Tutti i Paesi europei produttori evidenziano volumi inferiori rispetto sia all’anno scorso, sia alla media del periodo 2014-18. La causa di questo drastico calo dei volumi viene identificata nella variazione climatica – un inverno non particolarmente freddo seguito invece dalle gelate primaverili – fenomeno non più così raro soprattutto nel nord Italia, ma anche in alcune zone di produzione della Spagna e della Francia.

In Italia, specialmente al nord, le gelate particolarmente violente e le successive grandinate hanno danneggiato irrimediabilmente la produttività di alcuni territori, in particolare della Romagna. La produzione nazionale raggiungerà la quota di circa 800mila tonnellate, il che significa una diminuzione di oltre il 30% circa rispetto al 2019.

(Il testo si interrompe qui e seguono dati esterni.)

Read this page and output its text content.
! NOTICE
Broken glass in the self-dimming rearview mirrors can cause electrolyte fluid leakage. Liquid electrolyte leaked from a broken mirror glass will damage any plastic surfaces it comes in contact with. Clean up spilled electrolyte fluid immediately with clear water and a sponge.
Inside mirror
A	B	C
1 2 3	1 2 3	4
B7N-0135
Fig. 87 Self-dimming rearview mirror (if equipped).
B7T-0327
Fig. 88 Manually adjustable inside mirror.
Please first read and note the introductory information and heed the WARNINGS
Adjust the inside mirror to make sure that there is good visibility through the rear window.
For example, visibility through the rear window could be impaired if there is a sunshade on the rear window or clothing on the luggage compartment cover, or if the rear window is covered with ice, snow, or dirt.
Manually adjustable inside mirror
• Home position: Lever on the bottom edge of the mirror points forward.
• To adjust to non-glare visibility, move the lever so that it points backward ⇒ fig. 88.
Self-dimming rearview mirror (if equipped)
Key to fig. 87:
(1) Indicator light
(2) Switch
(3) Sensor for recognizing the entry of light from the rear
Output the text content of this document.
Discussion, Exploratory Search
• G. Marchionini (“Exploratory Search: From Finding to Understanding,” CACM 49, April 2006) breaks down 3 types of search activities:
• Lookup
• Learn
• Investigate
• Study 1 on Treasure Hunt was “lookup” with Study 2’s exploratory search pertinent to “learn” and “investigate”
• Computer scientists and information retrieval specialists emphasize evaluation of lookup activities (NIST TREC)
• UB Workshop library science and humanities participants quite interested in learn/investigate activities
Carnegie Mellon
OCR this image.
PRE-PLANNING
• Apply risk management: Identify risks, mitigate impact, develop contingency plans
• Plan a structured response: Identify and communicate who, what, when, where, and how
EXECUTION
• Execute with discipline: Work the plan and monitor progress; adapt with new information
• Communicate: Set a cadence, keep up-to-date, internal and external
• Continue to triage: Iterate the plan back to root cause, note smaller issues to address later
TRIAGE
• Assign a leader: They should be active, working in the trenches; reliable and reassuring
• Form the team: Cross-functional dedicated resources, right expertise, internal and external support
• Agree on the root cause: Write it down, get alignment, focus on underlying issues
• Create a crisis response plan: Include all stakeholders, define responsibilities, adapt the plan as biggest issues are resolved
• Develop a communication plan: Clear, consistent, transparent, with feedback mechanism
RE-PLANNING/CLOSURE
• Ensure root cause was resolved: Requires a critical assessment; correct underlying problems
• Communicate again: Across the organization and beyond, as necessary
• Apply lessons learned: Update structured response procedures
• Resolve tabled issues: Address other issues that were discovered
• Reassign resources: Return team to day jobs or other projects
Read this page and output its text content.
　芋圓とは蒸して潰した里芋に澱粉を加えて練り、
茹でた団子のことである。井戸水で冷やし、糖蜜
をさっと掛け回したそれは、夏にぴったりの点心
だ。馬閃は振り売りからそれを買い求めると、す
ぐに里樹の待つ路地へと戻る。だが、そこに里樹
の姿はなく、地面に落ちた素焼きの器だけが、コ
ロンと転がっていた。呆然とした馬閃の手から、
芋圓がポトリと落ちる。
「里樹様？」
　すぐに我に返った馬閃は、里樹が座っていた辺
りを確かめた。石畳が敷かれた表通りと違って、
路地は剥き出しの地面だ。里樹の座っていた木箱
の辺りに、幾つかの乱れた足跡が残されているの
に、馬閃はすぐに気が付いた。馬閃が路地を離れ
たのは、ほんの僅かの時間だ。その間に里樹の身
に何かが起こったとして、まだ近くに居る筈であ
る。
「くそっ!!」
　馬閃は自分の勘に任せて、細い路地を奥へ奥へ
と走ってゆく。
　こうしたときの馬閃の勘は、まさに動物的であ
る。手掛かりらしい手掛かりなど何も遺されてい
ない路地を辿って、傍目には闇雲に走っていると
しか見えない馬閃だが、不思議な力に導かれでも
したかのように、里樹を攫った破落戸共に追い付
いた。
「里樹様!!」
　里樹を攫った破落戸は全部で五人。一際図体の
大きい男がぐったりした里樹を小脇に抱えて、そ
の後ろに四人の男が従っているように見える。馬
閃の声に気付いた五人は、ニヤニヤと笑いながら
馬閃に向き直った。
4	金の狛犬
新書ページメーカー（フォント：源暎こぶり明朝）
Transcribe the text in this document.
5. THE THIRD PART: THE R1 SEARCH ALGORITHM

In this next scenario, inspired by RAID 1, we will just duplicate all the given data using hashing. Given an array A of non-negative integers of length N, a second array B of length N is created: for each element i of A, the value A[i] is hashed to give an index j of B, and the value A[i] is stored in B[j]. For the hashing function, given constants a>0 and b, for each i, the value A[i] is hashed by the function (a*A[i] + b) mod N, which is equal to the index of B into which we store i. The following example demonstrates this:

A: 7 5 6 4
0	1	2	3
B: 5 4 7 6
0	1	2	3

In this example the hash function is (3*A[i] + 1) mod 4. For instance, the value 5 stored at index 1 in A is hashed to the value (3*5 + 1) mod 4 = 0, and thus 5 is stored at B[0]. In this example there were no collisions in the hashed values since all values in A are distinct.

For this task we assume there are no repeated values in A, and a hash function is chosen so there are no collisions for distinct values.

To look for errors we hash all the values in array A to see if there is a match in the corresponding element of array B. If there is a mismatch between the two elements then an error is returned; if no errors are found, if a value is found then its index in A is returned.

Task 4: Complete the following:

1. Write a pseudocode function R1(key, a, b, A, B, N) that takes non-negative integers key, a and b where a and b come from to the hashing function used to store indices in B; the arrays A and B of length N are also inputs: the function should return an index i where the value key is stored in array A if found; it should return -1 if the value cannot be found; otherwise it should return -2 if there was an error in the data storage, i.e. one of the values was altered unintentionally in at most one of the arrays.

Una campagna che coinvolge tutta la filiera

La campagna sarà dunque caratterizzata da un intervento collettivo di filiera, che vedrà la partecipazione dei produttori agricoli, in particolare con le loro strutture organizzate, insieme a quella delle principali catene della moderna distribuzione e dei dettaglianti specializzati, con il coinvolgimento degli operatori grossisti.

In circa cinquemila punti vendita dislocati sul territorio nazionale, saranno esposti poster informativi per i consumatori, con indicazioni sulle principali tipologie di pesche: una comunicazione istituzionale di prodotto, realizzata con il sostegno del ministero delle politiche agricole anche attraverso le recenti dichiarazioni della ministra Teresa Bellanova, che ha salutato con molto interesse le campagne di promozione e comunicazione varate dall’organizzazione interprofessionale.